One of the big debates in the early church raging on even today is whether or not Paul threw out the Jewish Law that Jesus not only followed but confirmed in Luke 16:17: "But it is easier for heaven and earth to pass away than for one stroke of a letter of the Law to fail." Critics argue that Jesus never said Christians DON'T have to fall in line under the Law's many requirements. On the other hand, Paul was clear that the new Gentile converts would NOT be subject to all the Law's requirements like circumcision and food restrictions. Who was right? Aren't we all taught that at least the 10 Commandments are valid in their admonitions to love God, love our neighbor and so forth?
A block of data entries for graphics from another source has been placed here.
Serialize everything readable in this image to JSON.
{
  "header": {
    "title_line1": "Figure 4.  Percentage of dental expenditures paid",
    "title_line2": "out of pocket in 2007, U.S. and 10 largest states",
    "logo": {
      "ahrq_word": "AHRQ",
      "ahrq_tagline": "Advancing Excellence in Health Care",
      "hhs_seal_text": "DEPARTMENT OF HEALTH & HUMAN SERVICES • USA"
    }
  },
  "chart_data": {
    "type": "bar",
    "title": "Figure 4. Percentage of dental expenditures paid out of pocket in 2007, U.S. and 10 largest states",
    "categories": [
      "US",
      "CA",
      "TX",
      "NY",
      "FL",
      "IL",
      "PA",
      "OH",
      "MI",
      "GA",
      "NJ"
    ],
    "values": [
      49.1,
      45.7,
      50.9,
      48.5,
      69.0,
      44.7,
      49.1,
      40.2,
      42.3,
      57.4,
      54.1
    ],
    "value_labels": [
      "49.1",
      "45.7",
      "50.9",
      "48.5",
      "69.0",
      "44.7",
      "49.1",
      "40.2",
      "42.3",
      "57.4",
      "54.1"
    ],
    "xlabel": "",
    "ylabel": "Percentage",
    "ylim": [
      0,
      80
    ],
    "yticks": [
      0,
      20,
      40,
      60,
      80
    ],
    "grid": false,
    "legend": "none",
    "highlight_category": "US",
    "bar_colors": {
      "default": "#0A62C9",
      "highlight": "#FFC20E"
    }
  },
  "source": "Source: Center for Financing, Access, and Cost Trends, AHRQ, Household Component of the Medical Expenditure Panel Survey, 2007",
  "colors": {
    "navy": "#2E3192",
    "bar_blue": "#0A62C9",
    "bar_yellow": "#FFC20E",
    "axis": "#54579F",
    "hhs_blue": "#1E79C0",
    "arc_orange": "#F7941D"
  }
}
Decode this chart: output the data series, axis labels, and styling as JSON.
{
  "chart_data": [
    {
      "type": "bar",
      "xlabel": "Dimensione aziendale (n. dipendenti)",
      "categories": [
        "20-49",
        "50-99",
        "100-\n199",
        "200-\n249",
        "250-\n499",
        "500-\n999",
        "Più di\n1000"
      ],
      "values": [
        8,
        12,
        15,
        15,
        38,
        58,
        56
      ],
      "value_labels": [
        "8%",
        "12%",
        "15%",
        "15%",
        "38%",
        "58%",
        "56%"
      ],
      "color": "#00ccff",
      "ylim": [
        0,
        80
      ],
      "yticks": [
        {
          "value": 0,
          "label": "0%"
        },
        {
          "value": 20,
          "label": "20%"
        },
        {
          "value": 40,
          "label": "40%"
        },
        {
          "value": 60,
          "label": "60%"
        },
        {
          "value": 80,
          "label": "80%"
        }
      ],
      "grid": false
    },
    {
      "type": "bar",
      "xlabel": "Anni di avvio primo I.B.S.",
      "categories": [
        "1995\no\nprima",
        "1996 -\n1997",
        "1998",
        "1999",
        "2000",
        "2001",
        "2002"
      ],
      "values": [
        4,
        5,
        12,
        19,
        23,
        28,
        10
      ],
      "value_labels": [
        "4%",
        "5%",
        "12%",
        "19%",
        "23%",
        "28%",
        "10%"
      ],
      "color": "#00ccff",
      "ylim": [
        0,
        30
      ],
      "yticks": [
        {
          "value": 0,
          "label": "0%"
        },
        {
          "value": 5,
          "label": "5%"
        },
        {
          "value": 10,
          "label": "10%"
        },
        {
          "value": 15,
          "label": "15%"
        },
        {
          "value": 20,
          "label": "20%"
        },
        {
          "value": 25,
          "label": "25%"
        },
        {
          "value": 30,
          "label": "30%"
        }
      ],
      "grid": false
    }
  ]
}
Moral - Ceremonial - Judicial
The key to cracking this case is understanding that the Jewish Law was divided into three parts: moral, ceremonial and judicial. The moral law of love, as expressed in the 10 Commandments, will never be replaced. It remained in play for both Jew and Gentile. In God’s future kingdom, it will stand as a beautiful requirement for all of mankind.
Shadow vs. Reality
Not only did the ceremonial parts had to do with cleanliness of people and food, but also how the Israelites atoned for their sins with sacrifices. Special sacrifices were required year after year in order to temporarily “cleanse” them of sins. This allowed a relationship with the heavenly Father to continue as long as the people remained in that clean state. These are recorded in great detail in the Old Testament. In hindsight, we see these foreshadowed the monumental sacrifice of Jesus that allowed the early Christians to have a relationship with God. This applies to Christians throughout the age - right down to you and me. The comparison between the “shadow” of the literal ceremonial events with how Jesus fulfilled them as the reality of the shadow is striking and faith-inspiring. Paul explains in many texts how Jesus replaced this part of the Law.
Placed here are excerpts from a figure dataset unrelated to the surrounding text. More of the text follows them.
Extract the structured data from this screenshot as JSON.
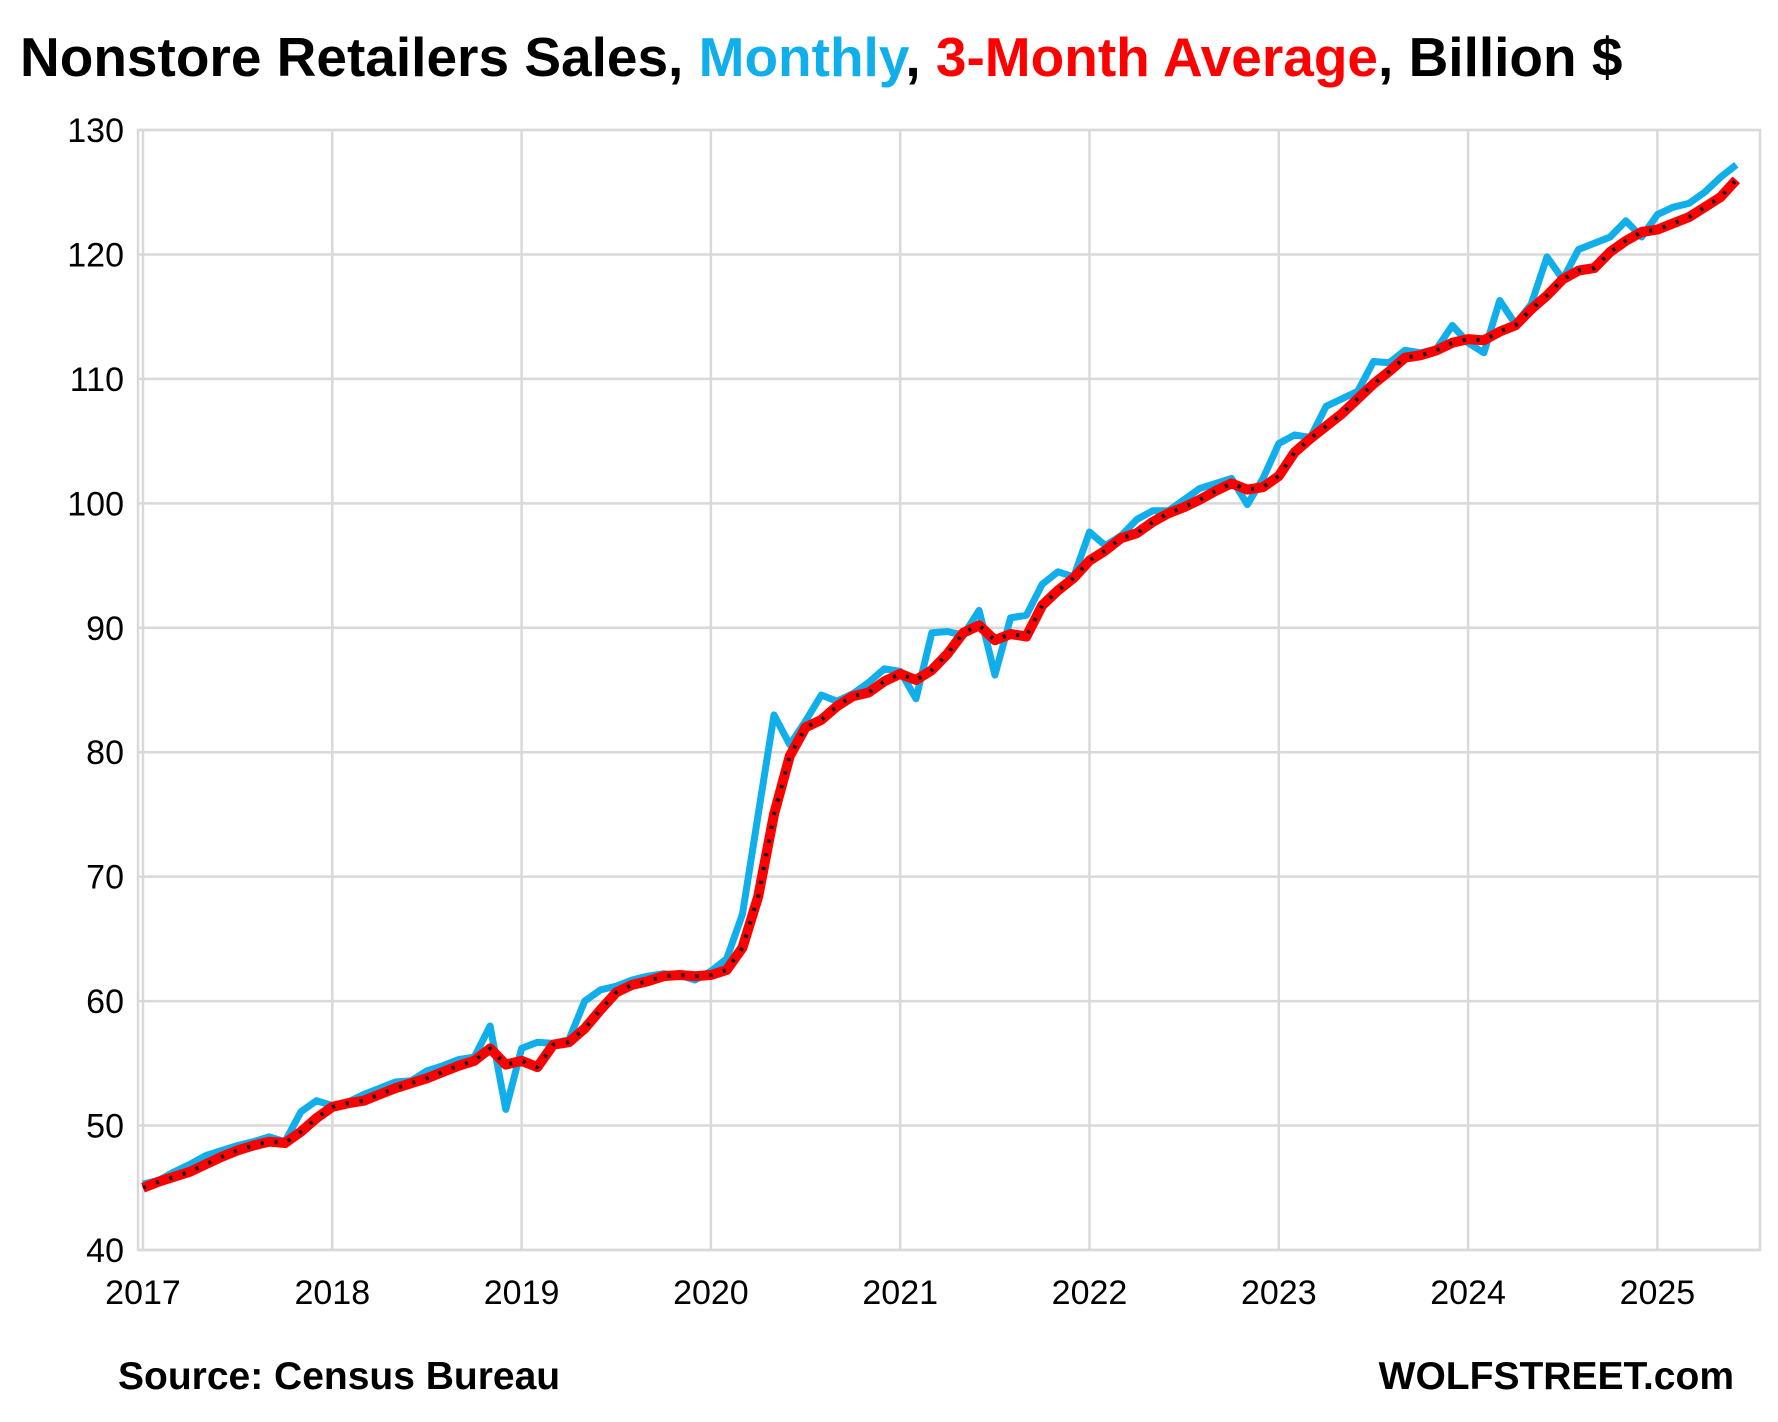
{
  "chart_data": {
    "type": "line",
    "title_parts": [
      {
        "text": "Nonstore Retailers Sales, ",
        "color": "#000000"
      },
      {
        "text": "Monthly",
        "color": "#10AEEA"
      },
      {
        "text": ", ",
        "color": "#000000"
      },
      {
        "text": "3-Month Average",
        "color": "#FF0000"
      },
      {
        "text": ", Billion $",
        "color": "#000000"
      }
    ],
    "x_start": "2017-01",
    "x_tick_labels": [
      "2017",
      "2018",
      "2019",
      "2020",
      "2021",
      "2022",
      "2023",
      "2024",
      "2025"
    ],
    "ylim": [
      40,
      130
    ],
    "y_ticks": [
      40,
      50,
      60,
      70,
      80,
      90,
      100,
      110,
      120,
      130
    ],
    "grid": true,
    "series": [
      {
        "name": "Monthly",
        "color": "#10AEEA",
        "values": [
          45.3,
          45.6,
          46.3,
          46.9,
          47.6,
          48.0,
          48.4,
          48.7,
          49.1,
          48.7,
          51.1,
          52.0,
          51.6,
          51.9,
          52.5,
          53.0,
          53.5,
          53.6,
          54.4,
          54.8,
          55.3,
          55.5,
          58.0,
          51.3,
          56.2,
          56.7,
          56.6,
          56.9,
          60.0,
          60.9,
          61.2,
          61.7,
          62.0,
          62.2,
          62.1,
          61.7,
          62.4,
          63.4,
          67.0,
          75.0,
          83.0,
          80.6,
          82.5,
          84.6,
          84.1,
          84.7,
          85.6,
          86.7,
          86.5,
          84.3,
          89.6,
          89.7,
          89.4,
          91.4,
          86.2,
          90.8,
          91.0,
          93.5,
          94.5,
          94.1,
          97.7,
          96.6,
          97.4,
          98.7,
          99.4,
          99.4,
          100.3,
          101.2,
          101.6,
          102.0,
          99.9,
          102.0,
          104.8,
          105.5,
          105.3,
          107.8,
          108.4,
          109.0,
          111.4,
          111.3,
          112.3,
          112.1,
          112.4,
          114.3,
          112.9,
          112.1,
          116.3,
          114.4,
          116.0,
          119.8,
          118.0,
          120.4,
          120.9,
          121.4,
          122.7,
          121.4,
          123.2,
          123.8,
          124.1,
          125.0,
          126.2,
          127.2
        ]
      },
      {
        "name": "3-Month Average",
        "color": "#FF0000",
        "values": [
          45.0,
          45.5,
          45.9,
          46.3,
          46.9,
          47.5,
          48.0,
          48.4,
          48.7,
          48.6,
          49.5,
          50.6,
          51.5,
          51.8,
          52.0,
          52.5,
          53.0,
          53.4,
          53.8,
          54.3,
          54.8,
          55.2,
          56.2,
          54.9,
          55.2,
          54.7,
          56.5,
          56.7,
          57.8,
          59.3,
          60.7,
          61.3,
          61.6,
          62.0,
          62.1,
          62.0,
          62.1,
          62.5,
          64.3,
          68.4,
          75.0,
          79.7,
          82.0,
          82.6,
          83.7,
          84.5,
          84.8,
          85.7,
          86.3,
          85.8,
          86.6,
          87.9,
          89.6,
          90.2,
          89.0,
          89.5,
          89.3,
          91.8,
          93.0,
          94.0,
          95.4,
          96.2,
          97.2,
          97.6,
          98.5,
          99.2,
          99.7,
          100.3,
          101.0,
          101.6,
          101.1,
          101.3,
          102.2,
          104.1,
          105.2,
          106.2,
          107.2,
          108.4,
          109.6,
          110.6,
          111.7,
          111.9,
          112.3,
          112.9,
          113.2,
          113.1,
          113.8,
          114.3,
          115.6,
          116.7,
          118.0,
          118.7,
          118.9,
          120.2,
          121.1,
          121.8,
          122.0,
          122.5,
          123.0,
          123.8,
          124.6,
          126.0
        ]
      }
    ]
  },
  "footer": {
    "source": "Source: Census Bureau",
    "brand": "WOLFSTREET.com"
  }
}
After Jesus’ sacrifice and resurrection, the ceremonial parts of the Law were no longer necessary to have a relationship with God. (And they were completely obsolete after the Temple burned down in 70 A.D.!) What about the judicial parts of the Law? These had to do with pronouncing and administering the consequences to breaking the Law. But with the ceremonial parts obsolete, the judicial part would necessarily shift to personal responsibility of how we are judged and how we judge others. On this point, it is easy to show how Jesus and Paul agreed.
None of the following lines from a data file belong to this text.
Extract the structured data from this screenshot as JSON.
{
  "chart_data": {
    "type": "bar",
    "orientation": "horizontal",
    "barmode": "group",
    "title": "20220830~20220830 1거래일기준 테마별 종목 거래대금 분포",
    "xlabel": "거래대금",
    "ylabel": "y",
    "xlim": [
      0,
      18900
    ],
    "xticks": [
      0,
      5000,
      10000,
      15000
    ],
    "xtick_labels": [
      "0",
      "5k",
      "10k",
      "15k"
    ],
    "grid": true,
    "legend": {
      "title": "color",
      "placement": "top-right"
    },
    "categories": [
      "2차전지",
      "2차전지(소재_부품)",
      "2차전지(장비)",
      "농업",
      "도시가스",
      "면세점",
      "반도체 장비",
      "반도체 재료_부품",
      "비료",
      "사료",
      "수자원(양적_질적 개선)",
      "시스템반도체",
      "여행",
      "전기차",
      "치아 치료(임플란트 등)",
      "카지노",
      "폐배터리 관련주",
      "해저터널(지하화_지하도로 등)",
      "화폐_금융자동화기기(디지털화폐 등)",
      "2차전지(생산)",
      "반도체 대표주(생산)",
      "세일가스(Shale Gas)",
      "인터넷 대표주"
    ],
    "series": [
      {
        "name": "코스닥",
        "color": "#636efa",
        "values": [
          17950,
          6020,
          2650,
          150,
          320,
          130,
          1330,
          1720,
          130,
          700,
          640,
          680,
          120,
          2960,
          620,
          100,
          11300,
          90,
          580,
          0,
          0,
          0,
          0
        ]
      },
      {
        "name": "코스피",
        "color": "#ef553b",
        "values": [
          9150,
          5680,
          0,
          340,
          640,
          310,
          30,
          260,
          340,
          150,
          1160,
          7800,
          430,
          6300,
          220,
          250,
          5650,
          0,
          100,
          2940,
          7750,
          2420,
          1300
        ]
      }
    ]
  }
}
Christianity was not to be a sect of Judaism. Jesus’ death and resurrection changed everything – except the fundamental law of LOVE. Listen to our podcast from February 24, 2020 called, “Did the Apostle Paul Contradict Jesus?” It is the last of our four-part series on the Apostle Paul and really brings the details of the controversy front and center. Paul lived, breathed and taught Jesus and the gospel 24/7. He devoted his life to being a faithful steward. What an example for all of us!